A new review article co-authored by CNIE researchers has been published in Energy & Environmental Science, focusing on the critical importance of innovative cell designs and fundamental modelling in advancing water electrolysis technologies for industrial-scale hydrogen production.
This collaborative work, led by CNIE Postdoctoral Research Fellow Dr Muhammad Adil Riaz as first author, brings together a multidisciplinary team of researchers from UCL (Prof. Marc-Olivier Coppens and Dr Panagiotis Trogadas, who has just become Assistant Professor at Aristotle University of Thessaloniki, Greece) alongside collaborators from TOTAL Energies (Dr. Nicolas Dubouis, Dr. David Aymé-Perrot, and Dr. Christoph Sachs) and Prof. Hubert Girault at EPFL, Switzerland, who is an expert in electrochemistry.

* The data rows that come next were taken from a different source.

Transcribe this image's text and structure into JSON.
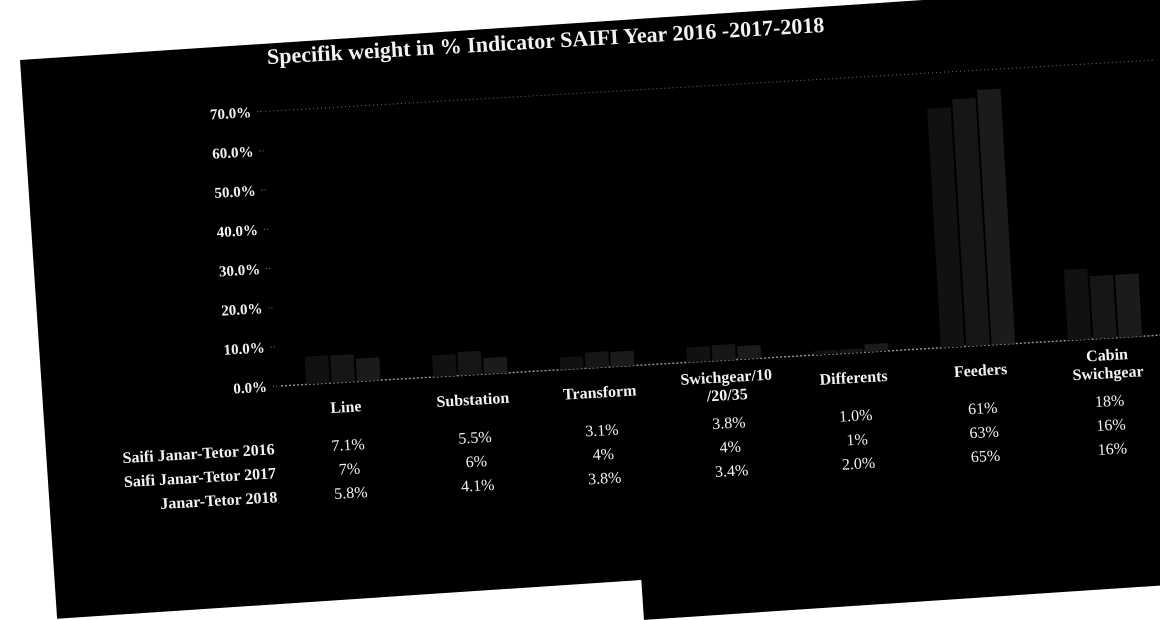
{
  "chart_data": {
    "type": "bar",
    "title": "Specifik weight in %  Indicator SAIFI Year 2016 -2017-2018",
    "categories": [
      "Line",
      "Substation",
      "Transform",
      "Swichgear/10 /20/35",
      "Differents",
      "Feeders",
      "Cabin Swichgear"
    ],
    "ylim": [
      0,
      70
    ],
    "yticks": [
      "0.0%",
      "10.0%",
      "20.0%",
      "30.0%",
      "40.0%",
      "50.0%",
      "60.0%",
      "70.0%"
    ],
    "series": [
      {
        "name": "Saifi Janar-Tetor 2016",
        "values": [
          7.1,
          5.5,
          3.1,
          3.8,
          1.0,
          61,
          18
        ],
        "labels": [
          "7.1%",
          "5.5%",
          "3.1%",
          "3.8%",
          "1.0%",
          "61%",
          "18%"
        ]
      },
      {
        "name": "Saifi Janar-Tetor 2017",
        "values": [
          7,
          6,
          4,
          4,
          1,
          63,
          16
        ],
        "labels": [
          "7%",
          "6%",
          "4%",
          "4%",
          "1%",
          "63%",
          "16%"
        ]
      },
      {
        "name": "Janar-Tetor 2018",
        "values": [
          5.8,
          4.1,
          3.8,
          3.4,
          2.0,
          65,
          16
        ],
        "labels": [
          "5.8%",
          "4.1%",
          "3.8%",
          "3.4%",
          "2.0%",
          "65%",
          "16%"
        ]
      }
    ],
    "grid": false,
    "legend": "data-table"
  }
}
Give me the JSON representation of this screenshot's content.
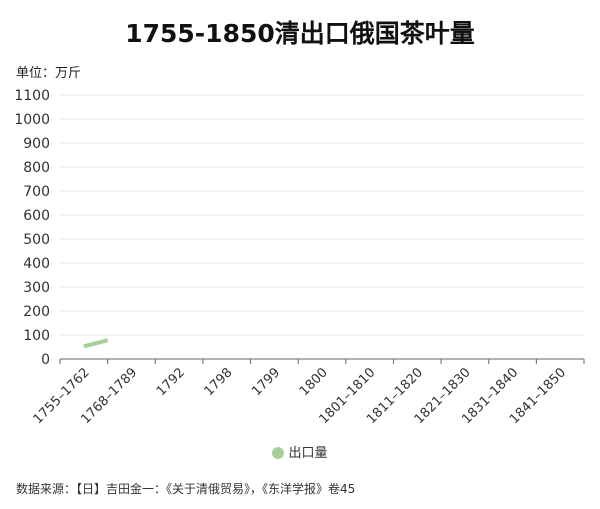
{
  "title": "1755-1850清出口俄国茶叶量",
  "unit_label": "单位：万斤",
  "source": "数据来源：【日】吉田金一：《关于清俄贸易》，《东洋学报》卷45",
  "legend": {
    "label": "出口量"
  },
  "colors": {
    "series": "#a8cf97",
    "grid": "#e8e8e8",
    "axis": "#666666"
  },
  "chart_data": {
    "type": "line",
    "categories": [
      "1755–1762",
      "1768–1789",
      "1792",
      "1798",
      "1799",
      "1800",
      "1801–1810",
      "1811–1820",
      "1821–1830",
      "1831–1840",
      "1841–1850"
    ],
    "y_ticks": [
      "0",
      "100",
      "200",
      "300",
      "400",
      "500",
      "600",
      "700",
      "800",
      "900",
      "1000",
      "1100"
    ],
    "ylim": [
      0,
      1100
    ],
    "grid": true,
    "legend_position": "bottom-center",
    "series": [
      {
        "name": "出口量",
        "segment_x": [
          0.5,
          1.0
        ],
        "segment_y": [
          53,
          78
        ]
      }
    ]
  }
}
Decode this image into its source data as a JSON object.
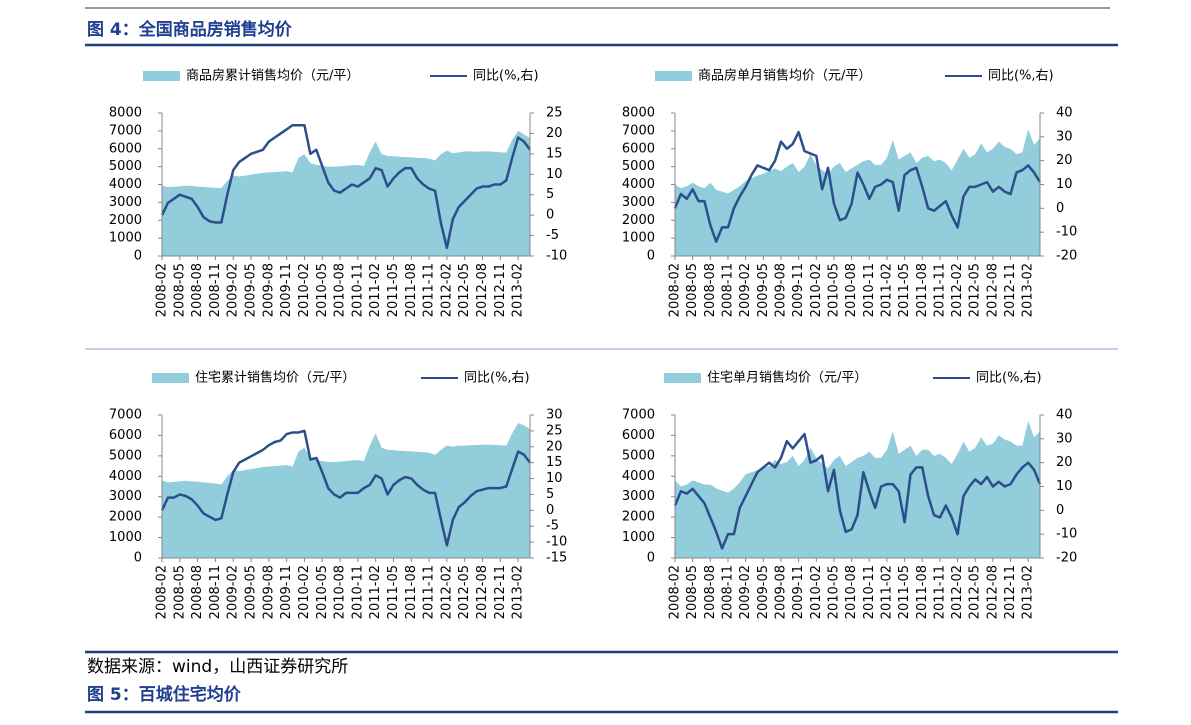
{
  "figure_title": "图 4：全国商品房销售均价",
  "source": "数据来源：wind，山西证券研究所",
  "next_figure_title": "图 5：百城住宅均价",
  "chart_data": [
    {
      "type": "combo",
      "categories": [
        "2008-02",
        null,
        null,
        "2008-05",
        null,
        null,
        "2008-08",
        null,
        null,
        "2008-11",
        null,
        null,
        "2009-02",
        null,
        null,
        "2009-05",
        null,
        null,
        "2009-08",
        null,
        null,
        "2009-11",
        null,
        null,
        "2010-02",
        null,
        null,
        "2010-05",
        null,
        null,
        "2010-08",
        null,
        null,
        "2010-11",
        null,
        null,
        "2011-02",
        null,
        null,
        "2011-05",
        null,
        null,
        "2011-08",
        null,
        null,
        "2011-11",
        null,
        null,
        "2012-02",
        null,
        null,
        "2012-05",
        null,
        null,
        "2012-08",
        null,
        null,
        "2012-11",
        null,
        null,
        "2013-02",
        null,
        null
      ],
      "series": [
        {
          "name": "商品房累计销售均价（元/平）",
          "style": "area",
          "color": "#92cddc",
          "values": [
            3950,
            3850,
            3870,
            3900,
            3930,
            3920,
            3880,
            3860,
            3840,
            3820,
            3800,
            4200,
            4500,
            4450,
            4500,
            4550,
            4600,
            4650,
            4680,
            4700,
            4720,
            4750,
            4680,
            5500,
            5700,
            5200,
            5100,
            5050,
            5000,
            5000,
            5020,
            5050,
            5080,
            5100,
            5030,
            5800,
            6400,
            5700,
            5600,
            5580,
            5550,
            5530,
            5520,
            5500,
            5480,
            5450,
            5350,
            5700,
            5900,
            5750,
            5800,
            5850,
            5850,
            5830,
            5850,
            5850,
            5830,
            5800,
            5790,
            6500,
            7000,
            6800,
            6600
          ]
        },
        {
          "name": "同比(%,右)",
          "style": "line",
          "axis": "y2",
          "color": "#2c4f8c",
          "values": [
            0,
            3,
            4,
            5,
            4.5,
            4,
            2,
            -0.5,
            -1.5,
            -1.8,
            -1.8,
            5,
            11,
            13,
            14,
            15,
            15.5,
            16,
            18,
            19,
            20,
            21,
            22,
            22,
            22,
            15,
            16,
            12,
            8,
            6,
            5.5,
            6.5,
            7.5,
            7,
            8,
            9,
            11.5,
            11,
            7,
            9,
            10.5,
            11.5,
            11.5,
            9,
            7.5,
            6.5,
            6,
            -2,
            -8,
            -1,
            2,
            3.5,
            5,
            6.5,
            7,
            7,
            7.5,
            7.5,
            8.5,
            14,
            19,
            18,
            16
          ]
        }
      ],
      "ylim": [
        0,
        8000
      ],
      "yticks": [
        0,
        1000,
        2000,
        3000,
        4000,
        5000,
        6000,
        7000,
        8000
      ],
      "y2lim": [
        -10,
        25
      ],
      "y2ticks": [
        -10,
        -5,
        0,
        5,
        10,
        15,
        20,
        25
      ]
    },
    {
      "type": "combo",
      "categories": [
        "2008-02",
        null,
        null,
        "2008-05",
        null,
        null,
        "2008-08",
        null,
        null,
        "2008-11",
        null,
        null,
        "2009-02",
        null,
        null,
        "2009-05",
        null,
        null,
        "2009-08",
        null,
        null,
        "2009-11",
        null,
        null,
        "2010-02",
        null,
        null,
        "2010-05",
        null,
        null,
        "2010-08",
        null,
        null,
        "2010-11",
        null,
        null,
        "2011-02",
        null,
        null,
        "2011-05",
        null,
        null,
        "2011-08",
        null,
        null,
        "2011-11",
        null,
        null,
        "2012-02",
        null,
        null,
        "2012-05",
        null,
        null,
        "2012-08",
        null,
        null,
        "2012-11",
        null,
        null,
        "2013-02",
        null,
        null
      ],
      "series": [
        {
          "name": "商品房单月销售均价（元/平）",
          "style": "area",
          "color": "#92cddc",
          "values": [
            4000,
            3800,
            3900,
            4100,
            3900,
            3800,
            4100,
            3700,
            3600,
            3500,
            3700,
            3900,
            4200,
            4350,
            4500,
            4600,
            4750,
            4900,
            4750,
            5000,
            5200,
            4700,
            5000,
            5700,
            5100,
            4800,
            4600,
            5000,
            5200,
            4700,
            4900,
            5100,
            5300,
            5400,
            5100,
            5100,
            5500,
            6500,
            5400,
            5600,
            5800,
            5200,
            5500,
            5600,
            5300,
            5400,
            5200,
            4800,
            5400,
            6000,
            5500,
            5700,
            6300,
            5800,
            6000,
            6400,
            6100,
            6000,
            5700,
            5800,
            7100,
            6200,
            6600
          ]
        },
        {
          "name": "同比(%,右)",
          "style": "line",
          "axis": "y2",
          "color": "#2c4f8c",
          "values": [
            0,
            6,
            4,
            8,
            3,
            3,
            -7,
            -14,
            -8,
            -8,
            0,
            5,
            9,
            14,
            18,
            17,
            16,
            20,
            28,
            25,
            27,
            32,
            24,
            23,
            22,
            8,
            17,
            2,
            -5,
            -4,
            2,
            15,
            10,
            4,
            9,
            10,
            12,
            11,
            -1,
            14,
            16,
            17,
            9,
            0,
            -1,
            1,
            3,
            -3,
            -8,
            5,
            9,
            9,
            10,
            11,
            7,
            9,
            7,
            6,
            15,
            16,
            18,
            15,
            11
          ]
        }
      ],
      "ylim": [
        0,
        8000
      ],
      "yticks": [
        0,
        1000,
        2000,
        3000,
        4000,
        5000,
        6000,
        7000,
        8000
      ],
      "y2lim": [
        -20,
        40
      ],
      "y2ticks": [
        -20,
        -10,
        0,
        10,
        20,
        30,
        40
      ]
    },
    {
      "type": "combo",
      "categories": [
        "2008-02",
        null,
        null,
        "2008-05",
        null,
        null,
        "2008-08",
        null,
        null,
        "2008-11",
        null,
        null,
        "2009-02",
        null,
        null,
        "2009-05",
        null,
        null,
        "2009-08",
        null,
        null,
        "2009-11",
        null,
        null,
        "2010-02",
        null,
        null,
        "2010-05",
        null,
        null,
        "2010-08",
        null,
        null,
        "2010-11",
        null,
        null,
        "2011-02",
        null,
        null,
        "2011-05",
        null,
        null,
        "2011-08",
        null,
        null,
        "2011-11",
        null,
        null,
        "2012-02",
        null,
        null,
        "2012-05",
        null,
        null,
        "2012-08",
        null,
        null,
        "2012-11",
        null,
        null,
        "2013-02",
        null,
        null
      ],
      "series": [
        {
          "name": "住宅累计销售均价（元/平）",
          "style": "area",
          "color": "#92cddc",
          "values": [
            3800,
            3700,
            3720,
            3750,
            3780,
            3760,
            3730,
            3700,
            3680,
            3650,
            3600,
            4000,
            4300,
            4250,
            4300,
            4350,
            4400,
            4450,
            4480,
            4500,
            4520,
            4550,
            4480,
            5200,
            5400,
            4900,
            4800,
            4750,
            4700,
            4700,
            4720,
            4750,
            4780,
            4800,
            4730,
            5500,
            6100,
            5400,
            5300,
            5280,
            5250,
            5230,
            5220,
            5200,
            5180,
            5150,
            5050,
            5300,
            5500,
            5450,
            5500,
            5500,
            5520,
            5530,
            5550,
            5550,
            5540,
            5520,
            5500,
            6100,
            6600,
            6500,
            6300
          ]
        },
        {
          "name": "同比(%,右)",
          "style": "line",
          "axis": "y2",
          "color": "#2c4f8c",
          "values": [
            0,
            4,
            4,
            5,
            4.5,
            3.5,
            1.5,
            -1,
            -2,
            -3,
            -2.5,
            5,
            12,
            15,
            16,
            17,
            18,
            19,
            20.5,
            21.5,
            22,
            24,
            24.5,
            24.5,
            25,
            16,
            16.5,
            12,
            7,
            5,
            4,
            5.5,
            5.5,
            5.5,
            7,
            8,
            11,
            10,
            5,
            8,
            9.5,
            10.5,
            10,
            8,
            6.5,
            5.5,
            5.5,
            -3,
            -11,
            -3,
            1,
            2.5,
            4.5,
            6,
            6.5,
            7,
            7,
            7,
            7.5,
            13,
            18.5,
            17.5,
            15
          ]
        }
      ],
      "ylim": [
        0,
        7000
      ],
      "yticks": [
        0,
        1000,
        2000,
        3000,
        4000,
        5000,
        6000,
        7000
      ],
      "y2lim": [
        -15,
        30
      ],
      "y2ticks": [
        -15,
        -10,
        -5,
        0,
        5,
        10,
        15,
        20,
        25,
        30
      ]
    },
    {
      "type": "combo",
      "categories": [
        "2008-02",
        null,
        null,
        "2008-05",
        null,
        null,
        "2008-08",
        null,
        null,
        "2008-11",
        null,
        null,
        "2009-02",
        null,
        null,
        "2009-05",
        null,
        null,
        "2009-08",
        null,
        null,
        "2009-11",
        null,
        null,
        "2010-02",
        null,
        null,
        "2010-05",
        null,
        null,
        "2010-08",
        null,
        null,
        "2010-11",
        null,
        null,
        "2011-02",
        null,
        null,
        "2011-05",
        null,
        null,
        "2011-08",
        null,
        null,
        "2011-11",
        null,
        null,
        "2012-02",
        null,
        null,
        "2012-05",
        null,
        null,
        "2012-08",
        null,
        null,
        "2012-11",
        null,
        null,
        "2013-02",
        null,
        null
      ],
      "series": [
        {
          "name": "住宅单月销售均价（元/平）",
          "style": "area",
          "color": "#92cddc",
          "values": [
            3800,
            3500,
            3600,
            3800,
            3700,
            3600,
            3600,
            3400,
            3300,
            3200,
            3400,
            3700,
            4100,
            4200,
            4300,
            4450,
            4500,
            4800,
            4600,
            4700,
            5000,
            4500,
            4800,
            5400,
            4900,
            4600,
            4400,
            4800,
            5000,
            4500,
            4700,
            4900,
            5000,
            5200,
            4900,
            4900,
            5300,
            6200,
            5100,
            5300,
            5500,
            5000,
            5300,
            5300,
            5000,
            5100,
            4900,
            4600,
            5100,
            5700,
            5200,
            5400,
            5900,
            5500,
            5600,
            6000,
            5800,
            5700,
            5500,
            5500,
            6700,
            5900,
            6200
          ]
        },
        {
          "name": "同比(%,右)",
          "style": "line",
          "axis": "y2",
          "color": "#2c4f8c",
          "values": [
            2,
            8,
            7,
            9,
            6,
            3,
            -3,
            -9,
            -16,
            -10,
            -10,
            1,
            6,
            11,
            16,
            18,
            20,
            18,
            22,
            29,
            26,
            29,
            32,
            20,
            21,
            23,
            8,
            17,
            0,
            -9,
            -8,
            -2,
            16,
            8,
            1,
            10,
            11,
            11,
            8,
            -5,
            15,
            18,
            18,
            6,
            -2,
            -3,
            2,
            -3,
            -10,
            6,
            10,
            13,
            11,
            14,
            10,
            12,
            10,
            11,
            15,
            18,
            20,
            17,
            11
          ]
        }
      ],
      "ylim": [
        0,
        7000
      ],
      "yticks": [
        0,
        1000,
        2000,
        3000,
        4000,
        5000,
        6000,
        7000
      ],
      "y2lim": [
        -20,
        40
      ],
      "y2ticks": [
        -20,
        -10,
        0,
        10,
        20,
        30,
        40
      ]
    }
  ]
}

The publication is particularly timely given the global push toward green hydrogen as a sustainable energy vector amid the ongoing climate crisis. In this article, Dr. Riaz adopts a holistic perspective, spanning from electrode design to meso- and macroscopic whole-cell modelling. In addition to conventional membrane-based systems, the review places strong emphasis on innovative cell configurations, including membrane-less designs. While much of the existing literature focuses on lab-scale challenges, particularly in catalyst development, this collaborative work also presents an industrial perspective on potential and challenges to the commercial-scale deployment of water electrolyser technologies needed to meet future green hydrogen demand.